9.1.4.5 移动 Metrics Collector (Moving the Metrics Collector)

使用如下过程将 Ambari Metrics Collector 移动到一个新的主机上：

   ① 在 Ambari Web , 停止 Ambari Metrics 服务

   ② 执行下列 API 调用来删除当前的 Metric Collector 组件：

       curl -u admin:admin -H "X-Requested-By:ambari" - i -X   \

    DELETE http://ambari.server:8080/api/v1/clusters/cluster.name/hosts/metrics.collector.hostname/host_components/METRICS_COLLECTOR

   ③ 执行下列 API 调用在新主机上添加 Metric Collector：

       curl -u admin:admin -H "X-Requested-By:ambari" - i -X   \

       POST http://ambari.server:8080/api/v1/clusters/cluster.name/hosts/metrics.collector.hostname/host_components/METRICS_COLLECTOR

   ④ 在 Ambari Web, 导航到安装了新 Metrics Collector 的主机上并单击 Install the Metrics Collector

   ⑤ 在 Ambari Web, 启动 Ambari Metrics 服务

9.1.4.6 (可选)为 HBase 启动单独的 Region, Table, and User Metrics (Enabling Individual Region, Table, and User Metrics for HBase)
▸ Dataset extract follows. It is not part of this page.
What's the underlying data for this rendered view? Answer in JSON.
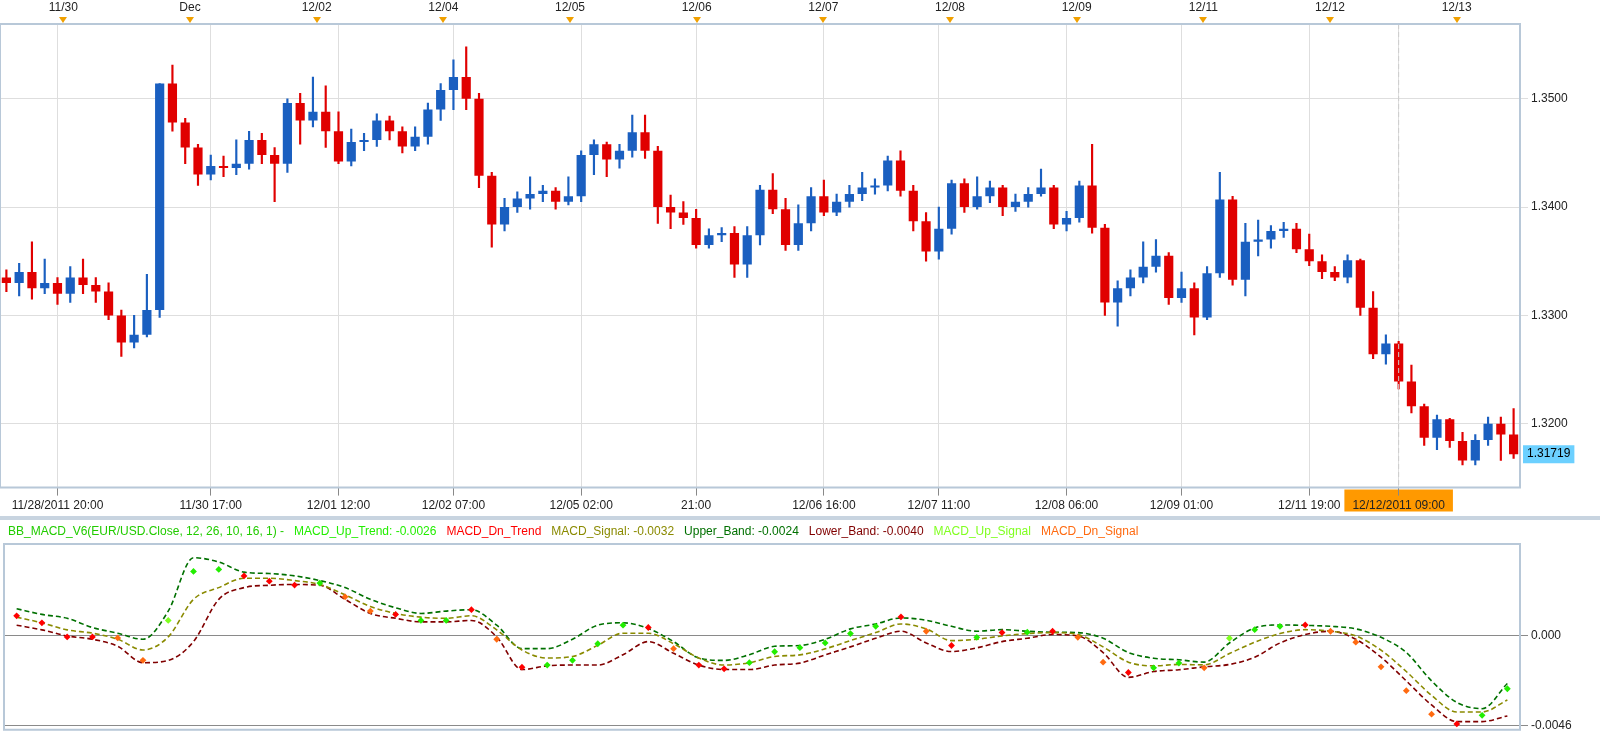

不像 HBase RegionServer metrics, Ambari 默认禁用 per region, per table, and per user metrics, 因为这些 metrics 非常多因而会导致性能问题。

如果要 Ambari 收集这些 metrics, 可以重新启用它们。然而，要首先测试这个选项并确认 AMS 性能可接受。

   ① 在 Ambari Server 上，浏览到如下位置：

       /var/lib/ambari-server/resources/common-services/HBASE/0.96.0.2.0/package/templates

   ② 编辑如下模板文件：

       hadoop-metrics2-hbase.properties-GANGLIA-MASTER.j2

       hadoop-metrics2-hbase.properties-GANGLIA-RS.j2

   ③ 注释掉或者删除下面的行

       *.source.filter.class=org.apache.hadoop.metrics2.filter.RegexFilter

       hbase.*.source.filter.exclude=.*(Regions|Users|Tables).*

   ④ 保存模板文件并重启 Ambari Server 使修改生效。

   重要提示：

       如果 Ambari 升级到一个新的版本，必须要重新对模板文件进行上述修改

9.1.5 AMS 高可用性 (AMS High Availability)

Ambari 默认安装 Ambari Metrics System (AMS) 到集群中一个 Metrics Collector 组件。Collector 是运行在集群的一个特定主机上的守护进程，从注册

的发布者接收数据，Monitors 和 Sinks .

取决于需要，可以要求 AMS 有两个 Collector 来形成高可用性情形。

前提：

   必须部署 AMS 为分布式模式(not embedded)

步骤：

   ① 在 Ambari Web 中，浏览到打算安装另一个收集器的主机

   ② 在 Hosts 页面，选取 +Add

   ③ 从列表上选取 Metrics Collector



       Ambari 安装新的 Metrics Collector 并配置 HA 的 Ambari Metrics

       新安装的收集器处于 "stopped" 状态

   ④ 在 Ambari Web 中，启动新的 Collector 组件

   Note：

   如果在安装第二个 Collector 到集群中之前没有将 AMS 切换为分布式模式，第二个收集器会被安装，但不会启动。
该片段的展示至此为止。